EDIT: Blergh, confused LOOP with REP, but keeping the below comment so the rest of the thread still makes sense.
FWIW LOOP isn't the worse thing in the world once you have dedicated silicon for it anyway generating micro ops in the instruction decode pathway. It's just a pretty cute run length encoding scheme for the instruction stream.
It's slow as sin, though. Just straight emulating it using more common instructions is like 4x better in most modern Intel CPUs. For some insane reason, it emits 8 uops on Skylake.
There is a reason why loop is (was made) slow: It was (in the 90s) explicitly made slow because it was used for timing loops. Making it faster would have broken existing software.
"IIRC LOOP was used in some software for timing loops; there was (important) software that did not work on CPUs where LOOP was too fast (this was in the early 90s or so). So CPU makers learned to make LOOP slow."

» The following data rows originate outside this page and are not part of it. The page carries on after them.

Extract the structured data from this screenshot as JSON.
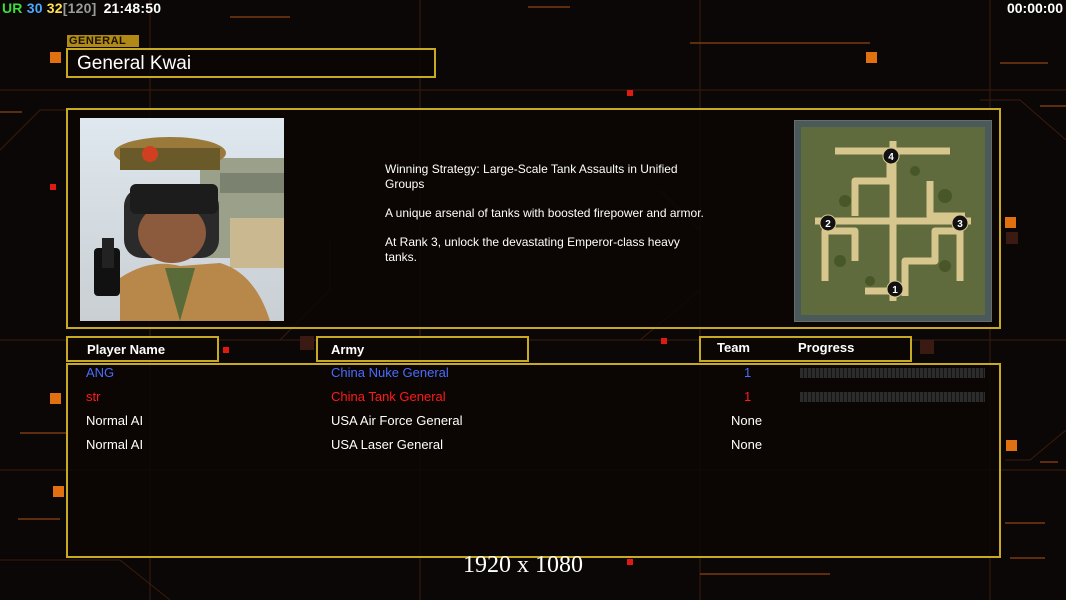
{
  "hud": {
    "ur_label": "UR",
    "ur_value": "30",
    "count_value": "32",
    "count_bracket": "[120]",
    "clock": "21:48:50",
    "timer": "00:00:00"
  },
  "general": {
    "tag": "GENERAL",
    "name": "General Kwai",
    "strategy": [
      "Winning Strategy: Large-Scale Tank Assaults in Unified Groups",
      "A unique arsenal of tanks with boosted firepower and armor.",
      "At Rank 3, unlock the devastating Emperor-class heavy tanks."
    ],
    "map_start_positions": [
      "1",
      "2",
      "3",
      "4"
    ]
  },
  "columns": {
    "player": "Player Name",
    "army": "Army",
    "team": "Team",
    "progress": "Progress"
  },
  "players": [
    {
      "name": "ANG",
      "army": "China Nuke General",
      "team": "1",
      "color": "#4a6cff",
      "progress": 0
    },
    {
      "name": "str",
      "army": "China Tank General",
      "team": "1",
      "color": "#ff1a1a",
      "progress": 0
    },
    {
      "name": "Normal AI",
      "army": "USA Air Force General",
      "team": "None",
      "color": "#ffffff"
    },
    {
      "name": "Normal AI",
      "army": "USA Laser General",
      "team": "None",
      "color": "#ffffff"
    }
  ],
  "resolution_label": "1920 x 1080",
  "colors": {
    "accent_gold": "#c8a922",
    "ur_green": "#3ddc3d",
    "ur_value_blue": "#4aa8ff",
    "count_yellow": "#ffe34a",
    "bracket_grey": "#9a9a9a",
    "bg_orange": "#e07010"
  }
}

"(My opinion: Intel is probably still making it slow on purpose, and hasn't bothered to rewrite their microcode for it for a long time. Modern CPUs are probably too fast for anything using loop in a naive way to work correctly.)"
It's also very fast on AMD (not any slower than the equivalent dec/jnz), so use it if you want your software to run faster on AMD and slower on Intel...
Sure, it doesn't matter anymore because anyone who cares is going through the vector unit to do bulk transfers. But there was issues with doing unaligned base and length memory transfers for the longest time, well through x86_64's original design.